In Performance Psychology, Dr. Charles H. Brown Jr. demonstrates his approach to working with clients seeking to enhance or improve their performance. Performance psychology is the systematic application of psychological principles and techniques to performance, particularly when there is a time element and one must perform on demand. Performance clients typically have skills and abilities that have allowed them to achieve various levels of success in their selected areas of performance. The performance psychologist's goal is to help the clients build on and broaden their skills and learn new habits to help perform consistently at high levels in pressure situations. In this session, Dr. Brown works with a young woman who seeks to increase her running distance so she can complete a half marathon. Although this example involves a recreational athlete, the model and principles are applicable to all contexts in which an individual must perform under pressure: elite athletes, performing artists, business persons, and individuals dealing with life and death situations such as those encountered in medicine, the military, and law enforcement.
Effective performance consulting requires five specific skill sets: relationship skills, change skills, knowledge of performance excellence, knowledge of the physiological aspects of performance, and a framework for making contextually intelligent decisions (Hays & Brown, 2004). Dr.

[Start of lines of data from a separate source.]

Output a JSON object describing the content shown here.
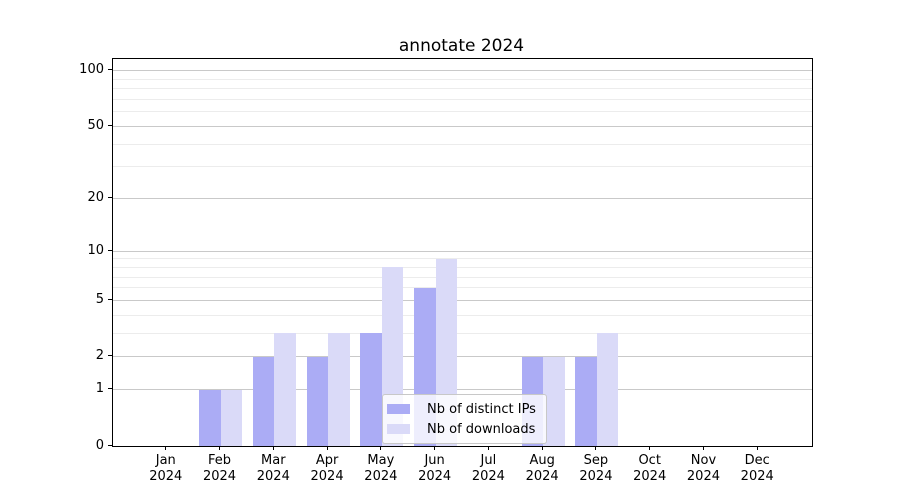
{
  "chart_data": {
    "type": "bar",
    "title": "annotate 2024",
    "categories": [
      "Jan",
      "Feb",
      "Mar",
      "Apr",
      "May",
      "Jun",
      "Jul",
      "Aug",
      "Sep",
      "Oct",
      "Nov",
      "Dec"
    ],
    "year": "2024",
    "series": [
      {
        "name": "Nb of distinct IPs",
        "color": "#abacf5",
        "values": [
          0,
          1,
          2,
          2,
          3,
          6,
          0,
          2,
          2,
          0,
          0,
          0
        ]
      },
      {
        "name": "Nb of downloads",
        "color": "#dadaf8",
        "values": [
          0,
          1,
          3,
          3,
          8,
          9,
          0,
          2,
          3,
          0,
          0,
          0
        ]
      }
    ],
    "yscale": "log1p",
    "ylim": [
      0,
      116
    ],
    "y_major_ticks": [
      0,
      1,
      2,
      5,
      10,
      20,
      50,
      100
    ],
    "y_minor_ticks": [
      3,
      4,
      6,
      7,
      8,
      9,
      30,
      40,
      60,
      70,
      80,
      90
    ],
    "grid": true,
    "legend_position": "inside bottom-center",
    "colors": {
      "spine": "#000000",
      "grid_major": "#c9c9c9",
      "grid_minor": "#ececec",
      "background": "#ffffff"
    }
  }
}
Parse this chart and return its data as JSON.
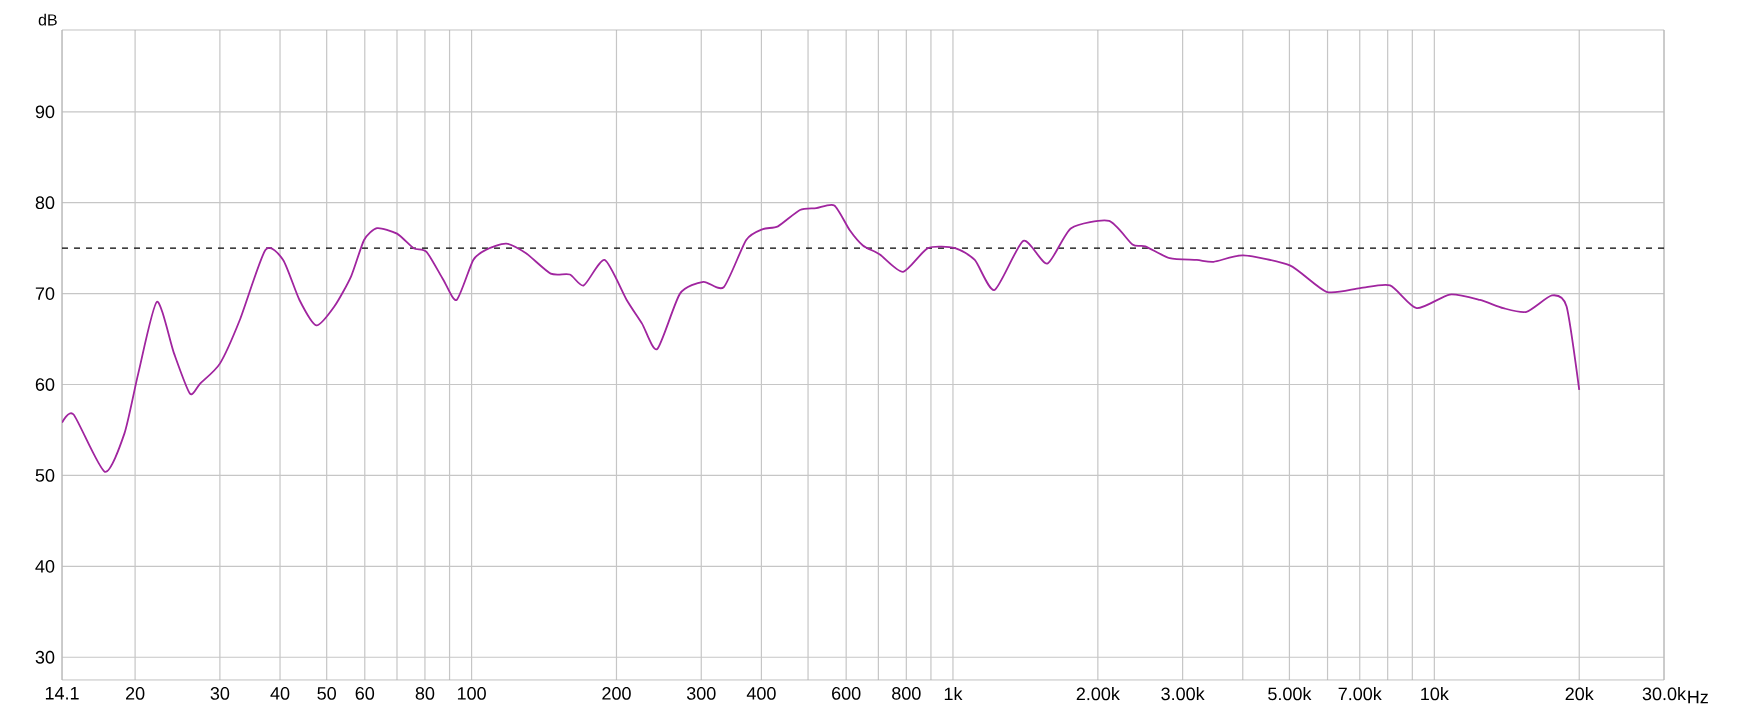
{
  "chart_data": {
    "type": "line",
    "ylabel": "dB",
    "x": [
      14.1,
      14.9,
      17.3,
      19.0,
      20.3,
      22.2,
      24.1,
      26.0,
      27.3,
      30.0,
      33.0,
      37.3,
      40.6,
      43.9,
      47.6,
      51.9,
      56.2,
      59.8,
      63.6,
      70.0,
      75.8,
      80.6,
      87.4,
      93.1,
      100.8,
      107,
      118,
      130,
      146,
      160,
      171,
      189,
      210,
      226,
      243,
      271,
      303,
      334,
      372,
      403,
      433,
      481,
      520,
      567,
      610,
      650,
      705,
      788,
      887,
      1010,
      1110,
      1220,
      1400,
      1570,
      1760,
      2110,
      2360,
      2510,
      2820,
      3210,
      3480,
      4010,
      5010,
      5970,
      7010,
      8090,
      9190,
      10770,
      12440,
      13910,
      15540,
      17550,
      18820,
      20000
    ],
    "series": [
      {
        "color": "#a0259f",
        "values": [
          55.8,
          56.7,
          50.4,
          54.6,
          61.2,
          69.1,
          63.4,
          59.0,
          60.1,
          62.3,
          67.1,
          74.8,
          73.7,
          69.3,
          66.5,
          68.6,
          71.9,
          75.9,
          77.2,
          76.6,
          75.0,
          74.6,
          71.5,
          69.3,
          73.7,
          74.8,
          75.5,
          74.4,
          72.2,
          72.1,
          70.9,
          73.7,
          69.3,
          66.7,
          63.9,
          70.0,
          71.3,
          70.7,
          75.9,
          77.1,
          77.4,
          79.2,
          79.4,
          79.7,
          77.0,
          75.3,
          74.3,
          72.4,
          75.0,
          75.0,
          73.7,
          70.4,
          75.8,
          73.3,
          77.2,
          78.0,
          75.4,
          75.2,
          73.9,
          73.7,
          73.5,
          74.2,
          73.1,
          70.2,
          70.6,
          70.9,
          68.4,
          69.9,
          69.3,
          68.4,
          68.0,
          69.8,
          68.6,
          59.4
        ]
      }
    ],
    "log": "x",
    "grid": true,
    "line_style": "solid",
    "xlim": [
      14.1,
      30000
    ],
    "ylim": [
      27.5,
      99
    ],
    "xticks": [
      14.1,
      20,
      30,
      40,
      50,
      60,
      {
        "value": 70,
        "label": null
      },
      80,
      {
        "value": 90,
        "label": null
      },
      100,
      200,
      300,
      400,
      {
        "value": 500,
        "label": null
      },
      600,
      {
        "value": 700,
        "label": null
      },
      800,
      {
        "value": 900,
        "label": null
      },
      {
        "value": 1000,
        "label": "1k"
      },
      {
        "value": 2000,
        "label": "2.00k"
      },
      {
        "value": 3000,
        "label": "3.00k"
      },
      {
        "value": 4000,
        "label": null
      },
      {
        "value": 5000,
        "label": "5.00k"
      },
      {
        "value": 6000,
        "label": null
      },
      {
        "value": 7000,
        "label": "7.00k"
      },
      {
        "value": 8000,
        "label": null
      },
      {
        "value": 9000,
        "label": null
      },
      {
        "value": 10000,
        "label": "10k"
      },
      {
        "value": 20000,
        "label": "20k"
      },
      {
        "value": 30000,
        "label": "30.0k"
      }
    ],
    "xlabel": "Hz",
    "yticks": [
      30,
      40,
      50,
      60,
      70,
      80,
      90
    ],
    "ref_lines": [
      {
        "axis": "y",
        "value": 75,
        "color": "#000000",
        "line_style": "dashed"
      }
    ]
  }
}
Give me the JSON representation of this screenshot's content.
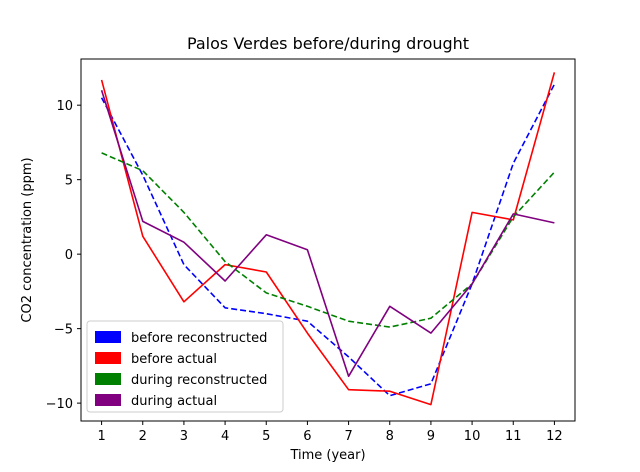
{
  "chart_data": {
    "type": "line",
    "title": "Palos Verdes before/during drought",
    "xlabel": "Time (year)",
    "ylabel": "CO2 concentration (ppm)",
    "xlim": [
      0.5,
      12.5
    ],
    "ylim": [
      -11.2,
      13.1
    ],
    "xticks": [
      1,
      2,
      3,
      4,
      5,
      6,
      7,
      8,
      9,
      10,
      11,
      12
    ],
    "yticks": [
      10,
      5,
      0,
      -5,
      -10
    ],
    "grid": false,
    "legend_position": "lower-left",
    "x": [
      1,
      2,
      3,
      4,
      5,
      6,
      7,
      8,
      9,
      10,
      11,
      12
    ],
    "series": [
      {
        "name": "before reconstructed",
        "color": "#0000ff",
        "style": "dashed",
        "values": [
          10.5,
          5.3,
          -0.7,
          -3.6,
          -4.0,
          -4.5,
          -6.9,
          -9.5,
          -8.7,
          -2.0,
          6.1,
          11.4
        ]
      },
      {
        "name": "before actual",
        "color": "#ff0000",
        "style": "solid",
        "values": [
          11.7,
          1.2,
          -3.2,
          -0.7,
          -1.2,
          -5.3,
          -9.1,
          -9.2,
          -10.1,
          2.8,
          2.3,
          12.2
        ]
      },
      {
        "name": "during reconstructed",
        "color": "#008000",
        "style": "dashed",
        "values": [
          6.8,
          5.6,
          2.8,
          -0.5,
          -2.6,
          -3.5,
          -4.5,
          -4.9,
          -4.3,
          -2.0,
          2.5,
          5.5
        ]
      },
      {
        "name": "during actual",
        "color": "#800080",
        "style": "solid",
        "values": [
          11.0,
          2.2,
          0.8,
          -1.8,
          1.3,
          0.3,
          -8.2,
          -3.5,
          -5.3,
          -2.0,
          2.7,
          2.1
        ]
      }
    ]
  }
}
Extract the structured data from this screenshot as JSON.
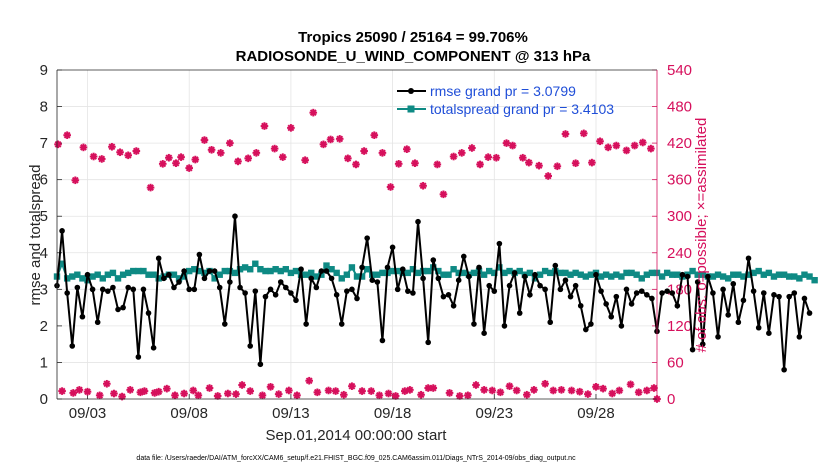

Brown's relationships with clients are collaborative, where he functions more in the role of a coach or consultant. Change efforts build on the strengths of the individual in a manner that is consistent with the tenets of positive psychology (Seligman, 2002; Seligman & Csikszentmihalyi, 2000), and are grounded in strategic (Haley, 1963, 1973, 1987) and solution-focused models (O'Hanlon, 1987; O'Hanlon & Weiner-Davis, 1989).
Charles H. Brown Jr., PhD, is a graduate of Davidson College in Davidson, North Carolina. He earned his master's degree at Appalachian State University in Boone, North Carolina, and his doctorate in Counseling Psychology at the University of Southern Mississippi in Hattiesburg in 1979. He is a licensed psychologist, on the National Register of Health Service Providers in Psychology, recognized as a certified consultant by the Association of Applied Sport Psychology, on the U.S. Olympic Register of Sport Psychologists, and currently works with the U.S. Olympic Canoe and Kayak team. He has worked in full-time private practice totally independent of managed care since 1980. Early in his career he gained recognition for his skills in providing brief, solution-focused consultation that stressed building on the strengths and resources of the individual, relationship, and family. In recent years these skills have been broadened to help athletes, performing artists, and professionals perform to their full potential. Since 2004 his practice has focused exclusively on performers and their families. Dr. Brown has published various professional and popular articles related to performance enhancement, mental skills, and work–life balance. He coauthored You're On! Consulting for Peak Performance (published by APA in 2004), a chapter on injuries and the psychology of recovery and rehabilitation in The Sport Psych Handbook (2005), and is currently writing "The Psychologist as a Performer", a chapter for the upcoming book Performance Psychology in Action.